In my company we've created two custom scopes, one that will use Thread or Request and another that will use either Thread or Session. The idea is that a single scope can be used for scoped beans without having to change configuration based on the execution environment (JUnit or Servlet container). This also really comes in handy for when you run items in Quartz and no longer have a Request or Session scope available.

cliff.meyers
We solved this by using mock session/request objects in the JUnit context instead, so we have request/session scope avilable. Would these two solutions be functionally equivalent ? (Could probably be used in the quartz scope too ...)
krosenvold
For the differences between JUnit and the Servlet context, I definitely think they're equivalent. For Quartz, I think it's a bit more complicated. If you are injecting scoped beans into your services and trying to call those services from a Quartz job, it would be difficult to workaround that.
cliff.meyers
I've no experience with quartz, but does it run in a single thread or different threads?
krosenvold
To be precise, we have our own ContextLoader that registers the scopes request and session for unit tests. The implementations of these scopes is based on the spring versions of these scopes. Couldn't this approach be used for quartz ?
krosenvold
+1  A: 

Oracle Coherence has implemented a datagrid scope for Spring beans. To sum it up:

A Data Grid Bean is a proxy to a java.io.Serializable Bean instance that is stored in a non-expiring Coherence Distributed Cache (called near-datagridbeans).
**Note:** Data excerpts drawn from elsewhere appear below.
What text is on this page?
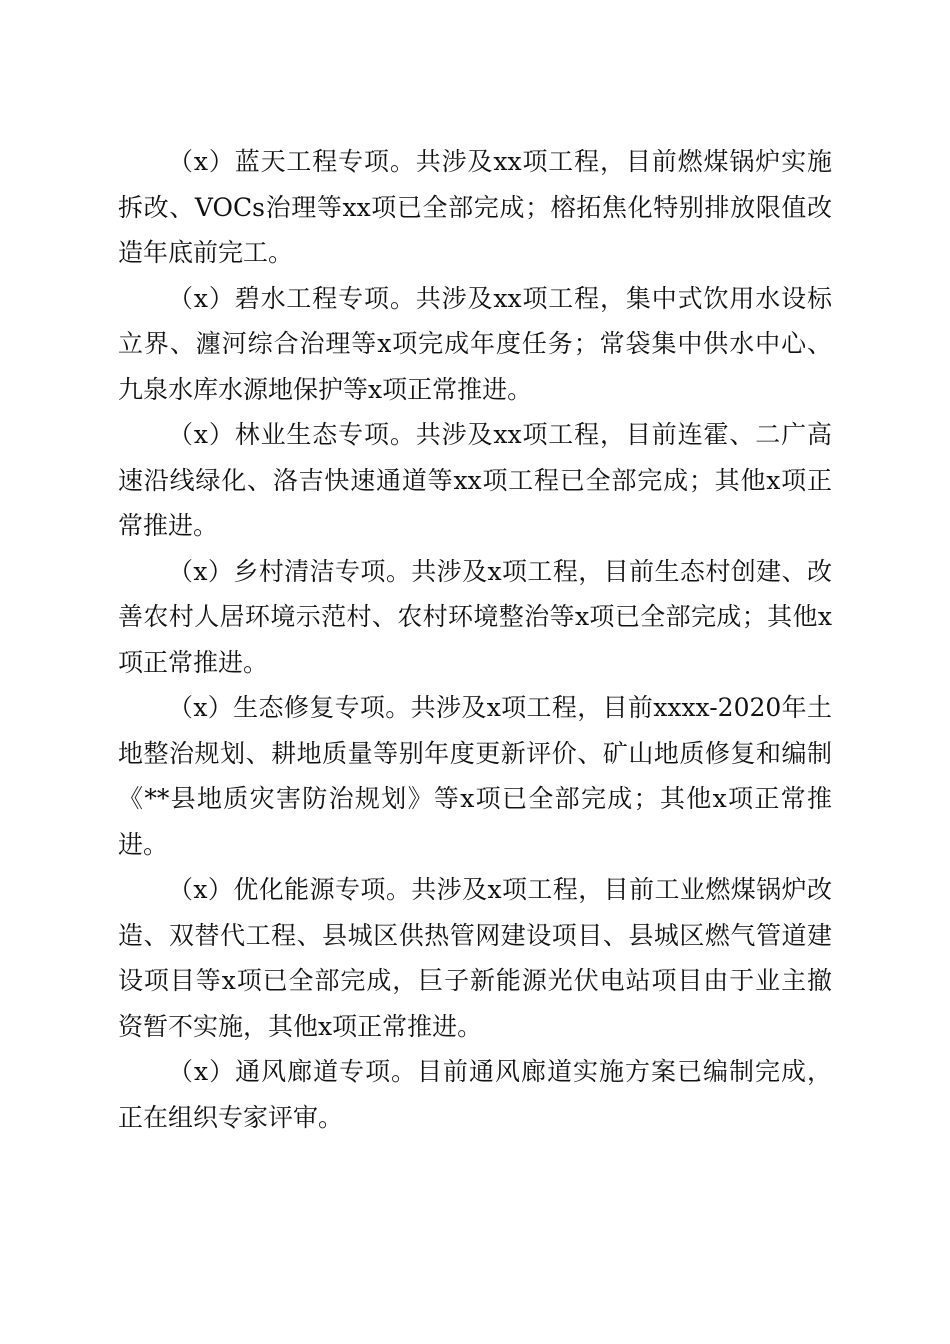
（x）蓝天工程专项。共涉及xx项工程，目前燃煤锅炉实施拆改、VOCs治理等xx项已全部完成；榕拓焦化特别排放限值改造年底前完工。

（x）碧水工程专项。共涉及xx项工程，集中式饮用水设标立界、瀍河综合治理等x项完成年度任务；常袋集中供水中心、九泉水库水源地保护等x项正常推进。

（x）林业生态专项。共涉及xx项工程，目前连霍、二广高速沿线绿化、洛吉快速通道等xx项工程已全部完成；其他x项正常推进。

（x）乡村清洁专项。共涉及x项工程，目前生态村创建、改善农村人居环境示范村、农村环境整治等x项已全部完成；其他x项正常推进。

（x）生态修复专项。共涉及x项工程，目前xxxx-2020年土地整治规划、耕地质量等别年度更新评价、矿山地质修复和编制《**县地质灾害防治规划》等x项已全部完成；其他x项正常推进。

（x）优化能源专项。共涉及x项工程，目前工业燃煤锅炉改造、双替代工程、县城区供热管网建设项目、县城区燃气管道建设项目等x项已全部完成，巨子新能源光伏电站项目由于业主撤资暂不实施，其他x项正常推进。

（x）通风廊道专项。目前通风廊道实施方案已编制完成，正在组织专家评审。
Never used them myself but they seem cool.

cletus
+1  A: 

Background:

I work on a single web app that runs 4 different web sites under the same servlet context. Each site has its own domain name, e.g. www.examplesite1.com, www.examplesite2.com, etc.

Problem:

Sites sometimes require their own customised instance of a bean from the app context (usually for customised display of messages or formatting of objects).

For example, say sites 1 and 2 both use the "standardDateFormatter" bean, site 3 uses the "usDateFormatter" bean and site 4 uses the "ukDateFormatter" bean.

Solution:

I'm planning on using a "site" scope.

We have a Site enum like this:

enum Site {
    SITE1, SITE2, SITE3, SITE4;
}

Then we have a filter that stores one of these Site values in the request's thread using a ThreadLocal. This is the site scope's "conversation id".

Then in the app context there'd be a bean named "dateFormatter", with 'scope="site"'. Then, wherever we want to use a date formatter, the correct one for the user's current site will be used.

Added later:

I've put together a Site Scope howto and sample code here

http://blog.eliotsykes.com/2010/03/05/spring-custom-scopes-site-scope-howto/

and here

http://github.com/eliotsykes/spring-site-scope

Eliot Sykes
+1  A: 

Apache Orchestra provides SpringConversationScope.